Ok

En poursuivant votre navigation sur ce site, vous acceptez l'utilisation de cookies. Ces derniers assurent le bon fonctionnement de nos services. En savoir plus.

cerf

  • Sur la piste du cerf...

    La Fondation François Sommer et les Editions Glénat viennent de publier le numéro 17 de la revue semestrielle Billebaude, consacrée aux usages et représentations de la nature. Ce nouveau numéro est consacré au cerf. En revenant sur les mythes et les symboles dont ses bois ont été affublés, il explore en quoi le cerf est une figure centrale de l’imaginaire du sauvage en Occident, et ce depuis l’Antiquité. Il montre comment ces représentations, renouvelées dans le contexte écologique contemporain, s’entremêlent à l’histoire de la présence réelle du cerf dans les forêts européennes et françaises en particulier.

     

    Billebaude 17.jpg

    " Sur la place de brame, à la tombée du jour, le spectacle commence. Jumelles en mains, dissimulé dans un affût, le groupe fait silence, dans l’espoir que retentisse le cri profond du cerf en rut. Comment comprendre ce qui se joue chaque automne dans cette attente du brame ? Dans notre imaginaire occidental du sauvage, le cerf semble tenir une place centrale. Largement représenté dans l’art pariétal, puis associé aux divinités anciennes – Cernunnos, le dieu cornu, dont le culte semble attesté à l’âge du Fer, Artémis/Diane, déesse de la chasse – il deviendra l’emblème du pouvoir royal et l’incarnation du Christ, apparaissant sous les traits d’un cerf blanc, croix dressée entre les bois.
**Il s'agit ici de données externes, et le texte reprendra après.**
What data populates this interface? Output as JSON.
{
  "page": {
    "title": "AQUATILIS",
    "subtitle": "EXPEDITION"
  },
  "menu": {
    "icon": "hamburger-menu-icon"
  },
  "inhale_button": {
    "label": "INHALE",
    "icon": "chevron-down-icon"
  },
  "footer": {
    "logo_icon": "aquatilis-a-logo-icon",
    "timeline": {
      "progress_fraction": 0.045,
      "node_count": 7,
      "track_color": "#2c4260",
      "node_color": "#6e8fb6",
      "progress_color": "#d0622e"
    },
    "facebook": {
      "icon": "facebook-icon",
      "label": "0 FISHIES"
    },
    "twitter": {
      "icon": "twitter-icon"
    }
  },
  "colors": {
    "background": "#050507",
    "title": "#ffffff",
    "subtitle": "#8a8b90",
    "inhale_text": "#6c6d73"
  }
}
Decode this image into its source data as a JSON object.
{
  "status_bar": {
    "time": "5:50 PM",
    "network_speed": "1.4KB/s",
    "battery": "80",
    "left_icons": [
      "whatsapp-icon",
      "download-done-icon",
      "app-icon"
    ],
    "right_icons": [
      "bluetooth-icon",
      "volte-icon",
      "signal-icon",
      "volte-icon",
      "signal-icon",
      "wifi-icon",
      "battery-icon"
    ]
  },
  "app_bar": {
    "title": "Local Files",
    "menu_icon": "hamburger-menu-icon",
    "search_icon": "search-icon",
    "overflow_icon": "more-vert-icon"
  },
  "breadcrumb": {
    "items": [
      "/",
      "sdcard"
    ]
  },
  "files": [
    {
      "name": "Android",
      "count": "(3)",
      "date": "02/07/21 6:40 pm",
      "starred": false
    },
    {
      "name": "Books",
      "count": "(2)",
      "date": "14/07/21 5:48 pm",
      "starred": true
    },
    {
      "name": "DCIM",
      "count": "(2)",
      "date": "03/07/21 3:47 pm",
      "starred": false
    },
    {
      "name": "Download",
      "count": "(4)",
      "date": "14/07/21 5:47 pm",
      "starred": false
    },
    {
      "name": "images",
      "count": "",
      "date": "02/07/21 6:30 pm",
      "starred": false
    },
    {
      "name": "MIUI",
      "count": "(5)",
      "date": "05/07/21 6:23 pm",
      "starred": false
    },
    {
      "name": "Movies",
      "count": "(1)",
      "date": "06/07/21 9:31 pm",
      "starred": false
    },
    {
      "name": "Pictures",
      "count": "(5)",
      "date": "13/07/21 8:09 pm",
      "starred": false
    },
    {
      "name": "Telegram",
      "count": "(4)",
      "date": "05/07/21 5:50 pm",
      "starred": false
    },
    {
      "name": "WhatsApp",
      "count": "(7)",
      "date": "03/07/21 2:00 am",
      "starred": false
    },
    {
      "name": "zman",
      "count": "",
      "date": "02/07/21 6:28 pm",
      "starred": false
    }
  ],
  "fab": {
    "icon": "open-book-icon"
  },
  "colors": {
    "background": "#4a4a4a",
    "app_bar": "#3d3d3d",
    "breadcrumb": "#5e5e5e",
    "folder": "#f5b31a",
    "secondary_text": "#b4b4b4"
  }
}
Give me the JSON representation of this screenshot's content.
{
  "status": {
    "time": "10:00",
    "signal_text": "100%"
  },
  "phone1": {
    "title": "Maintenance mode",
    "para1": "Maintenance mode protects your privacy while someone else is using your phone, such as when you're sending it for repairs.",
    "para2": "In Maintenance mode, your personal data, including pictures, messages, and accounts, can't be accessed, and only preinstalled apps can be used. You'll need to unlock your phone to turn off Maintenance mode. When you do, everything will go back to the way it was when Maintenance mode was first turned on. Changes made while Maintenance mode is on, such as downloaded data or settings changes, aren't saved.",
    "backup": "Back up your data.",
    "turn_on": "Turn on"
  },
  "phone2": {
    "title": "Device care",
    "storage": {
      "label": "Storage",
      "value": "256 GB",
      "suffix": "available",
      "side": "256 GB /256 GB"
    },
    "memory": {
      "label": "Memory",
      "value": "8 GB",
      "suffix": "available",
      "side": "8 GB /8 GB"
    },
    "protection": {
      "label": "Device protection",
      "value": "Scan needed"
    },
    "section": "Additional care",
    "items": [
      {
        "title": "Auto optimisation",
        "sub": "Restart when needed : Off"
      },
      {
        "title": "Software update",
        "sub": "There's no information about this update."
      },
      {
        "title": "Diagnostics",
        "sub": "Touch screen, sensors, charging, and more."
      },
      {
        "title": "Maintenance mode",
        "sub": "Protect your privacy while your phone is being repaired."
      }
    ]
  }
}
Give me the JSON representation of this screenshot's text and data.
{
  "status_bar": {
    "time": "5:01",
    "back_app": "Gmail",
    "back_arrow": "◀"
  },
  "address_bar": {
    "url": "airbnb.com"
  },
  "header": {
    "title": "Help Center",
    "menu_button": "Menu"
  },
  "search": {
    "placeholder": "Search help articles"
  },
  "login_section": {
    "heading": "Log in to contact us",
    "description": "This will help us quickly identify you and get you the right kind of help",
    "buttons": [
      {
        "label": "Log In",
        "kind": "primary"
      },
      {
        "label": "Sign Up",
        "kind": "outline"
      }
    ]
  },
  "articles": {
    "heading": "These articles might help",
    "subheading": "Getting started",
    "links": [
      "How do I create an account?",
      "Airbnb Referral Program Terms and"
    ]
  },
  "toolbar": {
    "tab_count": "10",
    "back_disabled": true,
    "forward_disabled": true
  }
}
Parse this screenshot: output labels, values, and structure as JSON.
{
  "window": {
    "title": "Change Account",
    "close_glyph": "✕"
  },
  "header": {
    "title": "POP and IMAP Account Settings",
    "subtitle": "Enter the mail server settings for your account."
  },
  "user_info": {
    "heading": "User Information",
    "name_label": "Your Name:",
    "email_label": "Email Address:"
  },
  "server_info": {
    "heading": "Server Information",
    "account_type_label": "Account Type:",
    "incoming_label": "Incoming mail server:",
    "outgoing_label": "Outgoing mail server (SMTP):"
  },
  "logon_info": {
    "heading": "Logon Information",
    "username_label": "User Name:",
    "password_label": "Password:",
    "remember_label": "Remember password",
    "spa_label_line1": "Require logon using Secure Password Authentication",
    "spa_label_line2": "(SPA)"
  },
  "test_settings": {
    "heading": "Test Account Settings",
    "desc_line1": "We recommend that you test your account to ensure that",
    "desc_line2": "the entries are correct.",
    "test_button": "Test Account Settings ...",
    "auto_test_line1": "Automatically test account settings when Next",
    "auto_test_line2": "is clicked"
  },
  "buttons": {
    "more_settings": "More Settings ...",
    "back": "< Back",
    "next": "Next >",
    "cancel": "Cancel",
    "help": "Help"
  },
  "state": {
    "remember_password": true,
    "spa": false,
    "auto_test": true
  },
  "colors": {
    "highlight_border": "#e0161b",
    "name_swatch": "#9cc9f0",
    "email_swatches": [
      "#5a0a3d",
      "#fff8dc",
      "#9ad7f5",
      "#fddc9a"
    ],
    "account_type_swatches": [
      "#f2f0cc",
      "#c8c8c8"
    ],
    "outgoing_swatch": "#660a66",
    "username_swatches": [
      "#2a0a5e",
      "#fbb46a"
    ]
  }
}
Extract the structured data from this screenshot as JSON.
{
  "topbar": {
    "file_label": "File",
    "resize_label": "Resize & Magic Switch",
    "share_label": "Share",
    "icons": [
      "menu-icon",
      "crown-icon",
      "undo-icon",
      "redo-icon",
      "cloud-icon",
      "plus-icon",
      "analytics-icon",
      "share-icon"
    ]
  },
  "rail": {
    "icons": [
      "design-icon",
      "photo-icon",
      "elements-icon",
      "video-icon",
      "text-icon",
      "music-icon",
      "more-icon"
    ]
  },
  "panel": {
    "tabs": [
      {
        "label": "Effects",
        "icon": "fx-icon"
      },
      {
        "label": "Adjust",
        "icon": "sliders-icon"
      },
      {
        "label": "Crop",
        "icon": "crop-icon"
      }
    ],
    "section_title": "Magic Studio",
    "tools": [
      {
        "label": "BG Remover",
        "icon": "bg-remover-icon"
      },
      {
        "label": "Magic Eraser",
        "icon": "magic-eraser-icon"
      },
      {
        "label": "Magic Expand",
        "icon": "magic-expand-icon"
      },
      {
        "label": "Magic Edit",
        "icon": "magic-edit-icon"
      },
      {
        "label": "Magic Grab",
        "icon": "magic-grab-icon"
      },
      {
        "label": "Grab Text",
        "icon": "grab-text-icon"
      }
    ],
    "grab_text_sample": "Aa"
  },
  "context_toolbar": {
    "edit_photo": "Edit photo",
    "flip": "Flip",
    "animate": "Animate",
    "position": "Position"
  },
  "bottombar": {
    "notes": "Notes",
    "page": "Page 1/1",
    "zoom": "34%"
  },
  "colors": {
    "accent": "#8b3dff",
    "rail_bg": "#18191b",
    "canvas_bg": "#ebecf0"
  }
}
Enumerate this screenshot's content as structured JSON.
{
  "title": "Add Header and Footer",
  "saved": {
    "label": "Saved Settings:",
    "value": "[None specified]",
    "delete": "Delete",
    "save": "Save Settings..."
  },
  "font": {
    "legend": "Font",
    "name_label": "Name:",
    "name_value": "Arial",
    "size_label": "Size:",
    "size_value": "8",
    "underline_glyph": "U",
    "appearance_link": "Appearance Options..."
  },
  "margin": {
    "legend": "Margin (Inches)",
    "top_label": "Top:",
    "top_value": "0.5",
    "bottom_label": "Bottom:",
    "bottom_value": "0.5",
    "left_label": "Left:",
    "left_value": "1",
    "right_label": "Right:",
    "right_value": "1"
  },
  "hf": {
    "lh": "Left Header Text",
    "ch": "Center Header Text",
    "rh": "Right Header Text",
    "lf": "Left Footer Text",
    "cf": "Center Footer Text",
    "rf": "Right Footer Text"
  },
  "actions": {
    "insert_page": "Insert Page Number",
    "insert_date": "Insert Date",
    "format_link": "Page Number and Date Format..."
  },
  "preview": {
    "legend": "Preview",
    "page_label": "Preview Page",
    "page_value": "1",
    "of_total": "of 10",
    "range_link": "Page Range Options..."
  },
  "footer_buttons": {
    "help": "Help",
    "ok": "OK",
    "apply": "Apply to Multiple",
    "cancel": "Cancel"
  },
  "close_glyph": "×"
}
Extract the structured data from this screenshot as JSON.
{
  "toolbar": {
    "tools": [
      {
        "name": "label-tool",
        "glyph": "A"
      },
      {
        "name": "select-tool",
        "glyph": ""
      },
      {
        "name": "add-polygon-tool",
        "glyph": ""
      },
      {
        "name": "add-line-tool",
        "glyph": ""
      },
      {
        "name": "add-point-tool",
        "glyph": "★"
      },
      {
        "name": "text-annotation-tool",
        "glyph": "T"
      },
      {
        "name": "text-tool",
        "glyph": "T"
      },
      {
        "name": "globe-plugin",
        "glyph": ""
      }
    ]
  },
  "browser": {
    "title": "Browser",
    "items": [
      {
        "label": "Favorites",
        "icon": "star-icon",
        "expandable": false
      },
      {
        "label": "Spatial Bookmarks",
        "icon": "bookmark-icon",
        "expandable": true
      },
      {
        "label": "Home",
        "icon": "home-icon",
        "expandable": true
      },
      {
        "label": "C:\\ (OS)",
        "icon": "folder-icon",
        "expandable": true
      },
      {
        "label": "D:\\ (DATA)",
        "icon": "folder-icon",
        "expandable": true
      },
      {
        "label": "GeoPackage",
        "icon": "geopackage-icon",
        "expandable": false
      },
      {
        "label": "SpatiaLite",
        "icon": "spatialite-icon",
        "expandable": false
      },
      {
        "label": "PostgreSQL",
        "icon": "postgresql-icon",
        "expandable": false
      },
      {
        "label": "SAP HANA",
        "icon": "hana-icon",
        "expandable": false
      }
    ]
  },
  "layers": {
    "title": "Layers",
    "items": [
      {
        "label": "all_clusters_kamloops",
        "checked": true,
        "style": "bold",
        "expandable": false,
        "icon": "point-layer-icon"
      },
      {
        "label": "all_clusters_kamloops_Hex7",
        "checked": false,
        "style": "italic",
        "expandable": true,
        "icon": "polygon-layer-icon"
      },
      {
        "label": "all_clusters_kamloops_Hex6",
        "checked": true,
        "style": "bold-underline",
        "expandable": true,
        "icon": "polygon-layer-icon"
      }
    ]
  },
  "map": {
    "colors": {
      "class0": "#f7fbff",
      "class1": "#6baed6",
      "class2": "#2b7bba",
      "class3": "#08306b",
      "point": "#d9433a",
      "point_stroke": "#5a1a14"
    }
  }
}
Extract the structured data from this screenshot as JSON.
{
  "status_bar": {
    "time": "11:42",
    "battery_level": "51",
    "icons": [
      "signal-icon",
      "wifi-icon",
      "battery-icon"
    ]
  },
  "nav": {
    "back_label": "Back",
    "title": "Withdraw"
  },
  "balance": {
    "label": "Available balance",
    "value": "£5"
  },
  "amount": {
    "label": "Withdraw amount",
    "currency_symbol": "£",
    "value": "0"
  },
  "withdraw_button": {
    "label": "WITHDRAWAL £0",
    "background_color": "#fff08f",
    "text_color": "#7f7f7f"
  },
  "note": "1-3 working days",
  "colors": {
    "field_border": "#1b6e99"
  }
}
    Cet imaginaire trouve en partie sa source dans l'histoire de la pratique cynégétique. Gibier essentiel au Paléolithique, le cerf, contrairement à d’autres espèces, n’a pas été domestiqué au Néolithique mais déplacé et introduit par les humains, pour la chasse, dans certains écosystèmes. La poursuite de cet animal, réservée aux seigneurs, puis au roi, fait l’objet de rituels analysés par l’anthropologue Charles Stépanoff dans les traités de vénerie publiés régulièrement entre le 13e et le 18e siècle. Il y a relevé la présence insolite d’un « os corbin », qui finit par disparaître des traités à la Renaissance. Dans le geste consistant à réserver cet os au corbeau pour le remercier de son aide pendant la chasse, il voit « les vestiges d’un rapport animique à la forêt dans un Moyen Âge chrétien, par ailleurs plutôt caractérisé par une forme de relation hiérarchisée avec le reste du vivant dans laquelle l’humain est au centre de la Création ». Revenir sur les mythes et les rituels liés à la chasse et au monde sauvage, dans lesquels le cerf joue un rôle de premier plan, permet de comprendre l’évolution des rapports aux animaux et à la nature en Occident, et notamment ce qu’ils étaient avant l’ère chrétienne et la modernité scientifique. Un autre système symbolique éclairant à ce titre est celui du « sang noir », analysé par l’anthropologue Bertrand Hell qui décrit la puissance ambiguë de ce flux vital circulant entre les chasseurs et certains animaux sauvages par l’intermédiaire de la consommation du gibier. Hell identifie une continuité des cultes associés au sang noir et rendus à ceux qu’il appelle les « Maîtres du Sauvage » – Cernunnos, Artémis / Diane et enfin saint Hubert, patron des  chasseurs et guérisseurs de la rage, dans une version christianisée. Par là, ce numéro cherche à donner une profondeur historique à nos représentations et notre sensibilité contemporaine au vivant dans un contexte où différentes visions de l’animal et de la nature s'opposent frontalement.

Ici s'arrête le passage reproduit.